I dubbi rimangono più o meno anche con opposte teorie esplicative. E’ il caso della ‘scuola
immisionista’, la quale teorizzava un processo di visione contrario, che dall’eterno arrivava allo
sguardo. La visione, infatti, sarebbe stata determinata da ‘eidola’ o ‘simulacra’: una sorta di
emanazioni che scaturivano dagli oggetti, come d’altronde succedeva con il calore e gli odori, e
restituivano così l’immagine all’occhio. La teoria elaborata da Leucippo, Democrito ed Epicuro,
però, non risolse i problemi soprariportati, come ad esempio la questione del buio, ma anzi,
aggiunsero nuovi dubbi. Come si muovevano i ‘simulacri’? A che velocità andavano e quanto
lontano? Come facevano i ‘simulacri’ degli oggetti grandi, come le montagne, a entrare
nell’occhio? E, se si rimpicciolivano, quando capivano il momento giusto per farlo?
LE TEORIE SULLA LUCE
Tutte queste domande, si aggiungevano ai dubbi relativi al concetto di luce. Altre due teorie,
elaborate intorno al IV e V secolo, esaminarono l’argomento. Empedocle e Platone elaborano
una teoria per cui l’occhio è come una lanterna forata, trattiene il liquido interno, ma lascia
passare la luce. Secondo Aristotele, invece, la luce era un effetto della vicinanza tra un corpo
semi-trasparente, l’occhio, e il fuoco.
Nell’antica Grecia, quindi, l’occhio era considerato sia un emettitore, sia un ricettore di un
qualcosa che ci permette di vedere. Scarsissima, se non completamente nulla, era la
comprensione della struttura e del funzionamento dell’occhio. La luce è stata descritta come
ciò che ci permette di vedere, al contrario del buio.
Per tutti, la visione rimaneva possibile per mezzo di raggi o ‘simulacri’, nessun interesse o
segno di comprensione è dimostrato nei confronti dei difetti visivi, e quindi della loro correzione.
Nel mondo Romano, Seneca, osservò l’esistenza della possibilità di vedere gli oggetti
ingranditi attraverso una bottiglia d’acqua, ma attribuì questa proprietà all’acqua, non al vetro.
Inoltre, una curiosa informazione riportata da Plinio, ci racconta di come Nerone fosse solito
guardare i giochi tra gladiatori attraverso uno smeraldo. Ora, l’imperatore è noto alla storia
come un personaggio a dir poco eccentrico, quindi è probabile che quest’abitudine non fosse
nient’altro che il suo ennesimo vezzo. Tuttavia, nulla esclude che, senza saperlo, l’imperatore
traesse vantaggio dall’effetto riposante sugli occhi del colore verde o che, addirittura, la
particolare forma dello smeraldo contribuisse a correggere un difetto visivo di Nerone.

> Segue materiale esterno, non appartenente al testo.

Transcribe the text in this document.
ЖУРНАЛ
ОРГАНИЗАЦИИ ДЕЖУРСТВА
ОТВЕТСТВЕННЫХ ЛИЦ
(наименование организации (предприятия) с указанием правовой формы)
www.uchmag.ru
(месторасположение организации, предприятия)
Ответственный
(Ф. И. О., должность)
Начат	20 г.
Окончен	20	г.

Gli antichi Greci e Romani, quindi, non avevano la fortuna di poter usare nessun modello
rudimentale che si avvicinase ai nostri occhiali contemporanei. E’ molto probabile, però, che gli
antichi conoscessero le lenti convergenti, visto che ne ‘Le Nuvole’ di Aristofane, commedia
andata in scena per la prima volta nel 423 a.C., si fa riferimento a quella che potrebbe essere
una lente convergente ustoria, utilizzata per accendere il fuoco.
STREPSIADE: “Hai tu veduto presso i droghieri questa bella pietra trasparente, con cui si
accende il fuoco?”
SOCRATE: “Non è forse del vetro che vuoi dirmi?”